Zwist mit CSU um Jamaika-Option

CSU-Chef Markus Söder hatte am Vortag die Entscheidung der FDP, zunächst mit SPD und Grünen über die Bildung einer Regierung zu beraten, als "De-facto-Absage" an eine Jamaika-Koalition gewertet und die Erwartung geäußert, dass tatsächlich ein Ampel-Bündnis zustande kommen werde. FDP-Chef Christian Lindner sagte daraufhin am Mittwochabend in den ARD-"Tagesthemen" für seine Partei, dass Jamaika "unverändert eine tragfähige Option" bleibe – "das sage ich ausdrücklich auch an die Adresse der CSU".

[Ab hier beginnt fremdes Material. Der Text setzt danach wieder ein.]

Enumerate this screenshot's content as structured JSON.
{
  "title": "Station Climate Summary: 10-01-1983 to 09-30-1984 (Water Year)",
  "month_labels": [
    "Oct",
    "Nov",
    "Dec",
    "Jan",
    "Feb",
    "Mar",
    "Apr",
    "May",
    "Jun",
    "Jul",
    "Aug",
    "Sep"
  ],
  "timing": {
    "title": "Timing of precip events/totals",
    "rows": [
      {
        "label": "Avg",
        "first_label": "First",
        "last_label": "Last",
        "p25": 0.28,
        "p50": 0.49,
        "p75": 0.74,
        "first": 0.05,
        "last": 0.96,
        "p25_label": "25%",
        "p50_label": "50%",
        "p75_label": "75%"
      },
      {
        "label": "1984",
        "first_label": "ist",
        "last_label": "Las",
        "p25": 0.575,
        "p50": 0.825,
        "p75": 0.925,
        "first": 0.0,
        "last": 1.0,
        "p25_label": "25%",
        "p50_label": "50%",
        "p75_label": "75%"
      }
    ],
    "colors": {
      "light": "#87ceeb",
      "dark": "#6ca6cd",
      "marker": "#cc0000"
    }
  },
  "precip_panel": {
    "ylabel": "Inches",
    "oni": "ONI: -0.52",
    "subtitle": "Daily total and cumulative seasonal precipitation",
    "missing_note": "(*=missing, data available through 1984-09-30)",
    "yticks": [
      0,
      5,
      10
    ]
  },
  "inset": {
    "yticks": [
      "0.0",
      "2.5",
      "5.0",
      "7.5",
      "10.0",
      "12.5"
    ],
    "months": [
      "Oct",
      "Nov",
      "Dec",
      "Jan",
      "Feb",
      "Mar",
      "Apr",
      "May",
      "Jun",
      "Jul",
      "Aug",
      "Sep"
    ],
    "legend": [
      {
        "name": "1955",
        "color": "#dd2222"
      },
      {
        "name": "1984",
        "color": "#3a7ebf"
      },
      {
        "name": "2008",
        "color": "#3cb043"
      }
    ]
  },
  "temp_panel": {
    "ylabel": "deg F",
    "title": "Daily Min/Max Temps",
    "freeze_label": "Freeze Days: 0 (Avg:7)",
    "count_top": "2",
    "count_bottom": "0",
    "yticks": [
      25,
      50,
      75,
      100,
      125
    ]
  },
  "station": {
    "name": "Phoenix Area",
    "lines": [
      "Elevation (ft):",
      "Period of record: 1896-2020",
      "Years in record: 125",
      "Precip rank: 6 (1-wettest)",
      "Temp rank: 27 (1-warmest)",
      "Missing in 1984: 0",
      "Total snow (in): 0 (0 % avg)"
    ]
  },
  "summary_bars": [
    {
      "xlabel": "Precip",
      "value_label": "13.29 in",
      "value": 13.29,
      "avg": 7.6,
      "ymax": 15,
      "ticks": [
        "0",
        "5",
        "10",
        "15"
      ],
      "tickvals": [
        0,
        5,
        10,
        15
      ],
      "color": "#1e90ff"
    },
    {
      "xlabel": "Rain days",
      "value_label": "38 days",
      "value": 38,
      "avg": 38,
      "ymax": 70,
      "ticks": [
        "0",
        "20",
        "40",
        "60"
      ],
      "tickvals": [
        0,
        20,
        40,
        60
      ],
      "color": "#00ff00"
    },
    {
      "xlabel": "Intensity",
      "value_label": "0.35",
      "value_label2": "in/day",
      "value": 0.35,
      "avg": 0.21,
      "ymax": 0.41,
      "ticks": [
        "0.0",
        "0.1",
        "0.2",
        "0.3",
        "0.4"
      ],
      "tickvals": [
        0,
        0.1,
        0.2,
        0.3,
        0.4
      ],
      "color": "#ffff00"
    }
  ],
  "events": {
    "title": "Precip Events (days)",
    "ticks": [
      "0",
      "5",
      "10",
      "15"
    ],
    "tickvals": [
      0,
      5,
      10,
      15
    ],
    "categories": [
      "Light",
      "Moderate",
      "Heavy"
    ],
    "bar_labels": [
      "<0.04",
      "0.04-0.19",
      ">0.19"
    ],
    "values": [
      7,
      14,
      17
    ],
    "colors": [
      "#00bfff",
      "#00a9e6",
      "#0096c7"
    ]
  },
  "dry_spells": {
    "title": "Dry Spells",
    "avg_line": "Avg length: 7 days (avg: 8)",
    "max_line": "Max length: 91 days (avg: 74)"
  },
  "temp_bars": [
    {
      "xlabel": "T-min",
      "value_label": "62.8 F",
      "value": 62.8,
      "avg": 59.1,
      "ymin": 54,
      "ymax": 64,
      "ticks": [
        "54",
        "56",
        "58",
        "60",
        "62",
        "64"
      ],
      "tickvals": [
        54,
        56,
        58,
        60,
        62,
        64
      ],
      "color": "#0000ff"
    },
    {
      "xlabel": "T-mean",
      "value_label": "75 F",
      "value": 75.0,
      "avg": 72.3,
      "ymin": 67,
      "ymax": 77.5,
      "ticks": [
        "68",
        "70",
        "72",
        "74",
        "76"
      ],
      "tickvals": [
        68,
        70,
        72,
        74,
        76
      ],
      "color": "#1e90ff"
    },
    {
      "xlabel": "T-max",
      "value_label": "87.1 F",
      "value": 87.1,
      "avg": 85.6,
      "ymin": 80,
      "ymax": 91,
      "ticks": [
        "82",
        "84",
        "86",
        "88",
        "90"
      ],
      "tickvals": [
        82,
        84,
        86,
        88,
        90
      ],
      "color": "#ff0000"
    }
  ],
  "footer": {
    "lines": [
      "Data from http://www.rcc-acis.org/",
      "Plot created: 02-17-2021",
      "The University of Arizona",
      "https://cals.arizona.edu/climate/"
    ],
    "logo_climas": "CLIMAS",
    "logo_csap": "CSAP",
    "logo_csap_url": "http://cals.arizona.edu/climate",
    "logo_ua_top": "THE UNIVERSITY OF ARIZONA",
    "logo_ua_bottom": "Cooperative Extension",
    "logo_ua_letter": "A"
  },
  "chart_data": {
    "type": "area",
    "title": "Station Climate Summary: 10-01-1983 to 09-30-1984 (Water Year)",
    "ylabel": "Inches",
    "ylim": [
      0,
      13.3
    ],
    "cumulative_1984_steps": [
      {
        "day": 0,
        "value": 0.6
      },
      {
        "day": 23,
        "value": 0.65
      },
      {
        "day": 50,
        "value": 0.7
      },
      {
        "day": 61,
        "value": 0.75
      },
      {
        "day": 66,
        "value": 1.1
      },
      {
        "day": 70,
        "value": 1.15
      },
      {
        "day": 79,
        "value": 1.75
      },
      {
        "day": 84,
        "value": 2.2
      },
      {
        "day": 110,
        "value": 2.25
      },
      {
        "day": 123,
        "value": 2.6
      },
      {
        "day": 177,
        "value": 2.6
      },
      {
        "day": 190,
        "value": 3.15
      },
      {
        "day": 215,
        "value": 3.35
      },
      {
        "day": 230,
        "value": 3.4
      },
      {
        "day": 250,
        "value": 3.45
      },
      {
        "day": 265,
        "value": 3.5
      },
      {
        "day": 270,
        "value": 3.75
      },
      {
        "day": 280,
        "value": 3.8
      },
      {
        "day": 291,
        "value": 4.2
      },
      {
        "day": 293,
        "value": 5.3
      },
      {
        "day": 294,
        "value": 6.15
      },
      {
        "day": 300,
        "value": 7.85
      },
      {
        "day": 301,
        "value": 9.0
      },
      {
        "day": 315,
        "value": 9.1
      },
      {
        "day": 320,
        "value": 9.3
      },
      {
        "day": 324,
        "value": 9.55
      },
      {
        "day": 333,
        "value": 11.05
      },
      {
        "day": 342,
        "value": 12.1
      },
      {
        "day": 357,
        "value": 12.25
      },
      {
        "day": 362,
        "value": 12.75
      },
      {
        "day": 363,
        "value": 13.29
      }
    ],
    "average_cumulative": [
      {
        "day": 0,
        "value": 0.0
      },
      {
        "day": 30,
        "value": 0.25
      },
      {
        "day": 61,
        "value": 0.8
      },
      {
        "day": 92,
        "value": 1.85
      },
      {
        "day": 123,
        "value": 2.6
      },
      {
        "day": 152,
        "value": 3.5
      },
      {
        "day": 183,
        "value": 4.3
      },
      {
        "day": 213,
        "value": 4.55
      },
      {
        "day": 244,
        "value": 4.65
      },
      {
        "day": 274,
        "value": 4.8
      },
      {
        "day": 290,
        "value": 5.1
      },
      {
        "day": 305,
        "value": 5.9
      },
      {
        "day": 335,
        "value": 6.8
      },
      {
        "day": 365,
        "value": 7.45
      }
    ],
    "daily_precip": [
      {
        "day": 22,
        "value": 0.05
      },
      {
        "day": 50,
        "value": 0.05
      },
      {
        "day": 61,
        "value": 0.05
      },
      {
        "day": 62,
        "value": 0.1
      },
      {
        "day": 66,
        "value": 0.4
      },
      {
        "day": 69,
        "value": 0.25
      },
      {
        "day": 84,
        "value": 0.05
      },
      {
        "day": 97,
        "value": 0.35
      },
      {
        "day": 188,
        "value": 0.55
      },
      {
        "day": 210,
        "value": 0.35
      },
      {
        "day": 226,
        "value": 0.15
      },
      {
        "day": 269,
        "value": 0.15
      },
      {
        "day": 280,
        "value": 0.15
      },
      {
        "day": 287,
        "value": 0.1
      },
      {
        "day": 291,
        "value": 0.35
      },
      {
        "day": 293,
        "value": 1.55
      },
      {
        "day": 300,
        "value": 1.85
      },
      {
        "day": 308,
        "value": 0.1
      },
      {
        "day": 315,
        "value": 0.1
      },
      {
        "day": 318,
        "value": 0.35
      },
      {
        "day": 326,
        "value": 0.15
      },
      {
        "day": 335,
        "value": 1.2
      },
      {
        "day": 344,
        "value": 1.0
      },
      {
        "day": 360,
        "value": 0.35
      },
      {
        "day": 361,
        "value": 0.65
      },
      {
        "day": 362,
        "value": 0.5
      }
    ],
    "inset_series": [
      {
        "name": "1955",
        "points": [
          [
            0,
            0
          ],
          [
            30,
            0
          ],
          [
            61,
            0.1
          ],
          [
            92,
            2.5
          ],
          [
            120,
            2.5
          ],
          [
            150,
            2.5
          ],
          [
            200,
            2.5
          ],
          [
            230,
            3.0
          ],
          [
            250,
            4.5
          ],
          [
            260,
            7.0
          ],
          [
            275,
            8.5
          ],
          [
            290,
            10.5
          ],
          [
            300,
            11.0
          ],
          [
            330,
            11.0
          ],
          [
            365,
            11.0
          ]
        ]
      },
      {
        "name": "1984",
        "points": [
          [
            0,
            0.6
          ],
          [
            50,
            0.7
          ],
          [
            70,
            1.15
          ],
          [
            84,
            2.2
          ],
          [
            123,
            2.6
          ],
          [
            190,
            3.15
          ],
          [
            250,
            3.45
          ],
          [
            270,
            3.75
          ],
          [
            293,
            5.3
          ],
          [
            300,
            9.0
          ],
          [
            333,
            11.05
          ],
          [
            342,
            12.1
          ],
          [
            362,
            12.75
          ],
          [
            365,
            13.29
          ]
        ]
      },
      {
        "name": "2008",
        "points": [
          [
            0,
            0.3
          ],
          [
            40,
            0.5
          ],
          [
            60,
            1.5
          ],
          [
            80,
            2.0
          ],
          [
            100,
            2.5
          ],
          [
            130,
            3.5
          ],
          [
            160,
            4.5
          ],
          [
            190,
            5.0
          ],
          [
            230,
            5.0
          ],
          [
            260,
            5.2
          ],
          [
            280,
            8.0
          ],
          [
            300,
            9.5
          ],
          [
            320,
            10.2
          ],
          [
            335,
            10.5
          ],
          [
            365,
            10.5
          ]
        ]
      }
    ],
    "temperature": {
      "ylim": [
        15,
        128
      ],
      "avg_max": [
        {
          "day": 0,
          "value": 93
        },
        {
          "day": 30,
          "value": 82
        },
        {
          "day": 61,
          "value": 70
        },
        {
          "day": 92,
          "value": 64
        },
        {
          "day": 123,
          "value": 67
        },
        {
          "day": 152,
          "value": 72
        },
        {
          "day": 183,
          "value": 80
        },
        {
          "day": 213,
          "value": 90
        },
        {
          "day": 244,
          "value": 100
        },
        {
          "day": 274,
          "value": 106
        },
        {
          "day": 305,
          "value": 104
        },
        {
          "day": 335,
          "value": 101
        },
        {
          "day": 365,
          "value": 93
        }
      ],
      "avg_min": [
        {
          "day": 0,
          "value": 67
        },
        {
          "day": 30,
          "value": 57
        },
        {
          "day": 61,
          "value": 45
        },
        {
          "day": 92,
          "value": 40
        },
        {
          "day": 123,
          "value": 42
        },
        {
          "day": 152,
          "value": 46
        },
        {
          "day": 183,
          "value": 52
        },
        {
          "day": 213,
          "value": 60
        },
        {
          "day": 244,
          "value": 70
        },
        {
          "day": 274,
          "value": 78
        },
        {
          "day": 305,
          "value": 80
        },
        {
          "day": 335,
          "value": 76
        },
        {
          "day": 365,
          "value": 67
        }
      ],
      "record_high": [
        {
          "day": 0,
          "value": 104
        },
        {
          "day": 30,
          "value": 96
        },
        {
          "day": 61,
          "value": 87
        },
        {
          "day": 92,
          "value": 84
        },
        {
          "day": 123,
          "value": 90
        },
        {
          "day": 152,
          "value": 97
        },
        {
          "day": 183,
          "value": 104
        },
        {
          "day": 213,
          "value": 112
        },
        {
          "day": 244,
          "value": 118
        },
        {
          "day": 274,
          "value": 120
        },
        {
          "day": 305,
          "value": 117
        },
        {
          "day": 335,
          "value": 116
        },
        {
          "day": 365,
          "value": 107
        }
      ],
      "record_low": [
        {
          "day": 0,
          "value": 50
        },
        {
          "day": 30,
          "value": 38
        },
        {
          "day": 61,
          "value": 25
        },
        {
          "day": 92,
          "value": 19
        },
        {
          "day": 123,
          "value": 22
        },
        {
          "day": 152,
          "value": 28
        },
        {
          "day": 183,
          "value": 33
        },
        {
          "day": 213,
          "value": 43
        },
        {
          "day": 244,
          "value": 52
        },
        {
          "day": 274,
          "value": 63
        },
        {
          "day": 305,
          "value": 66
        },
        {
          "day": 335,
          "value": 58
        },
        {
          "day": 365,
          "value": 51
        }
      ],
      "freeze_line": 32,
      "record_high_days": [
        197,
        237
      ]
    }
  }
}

Der Vorsitzende der FDP-Nachwuchsorganisation Junge Liberale, Jens Teutrine, sagte am Donnerstag im Sender Bayern 2, es habe durchaus eine Chance für eine Jamaika-Koalition gegeben. "Dann kam Markus Söder und hat gesagt, der Drops ist gelutscht, die Sache ist entschieden." Söder sei derzeit "so ein bisschen auf einem Ego-Trip unterwegs" und schade damit insbesondere CDU-Chef Armin Laschet, der an der Option einer Jamaika-Koalition festhalten will.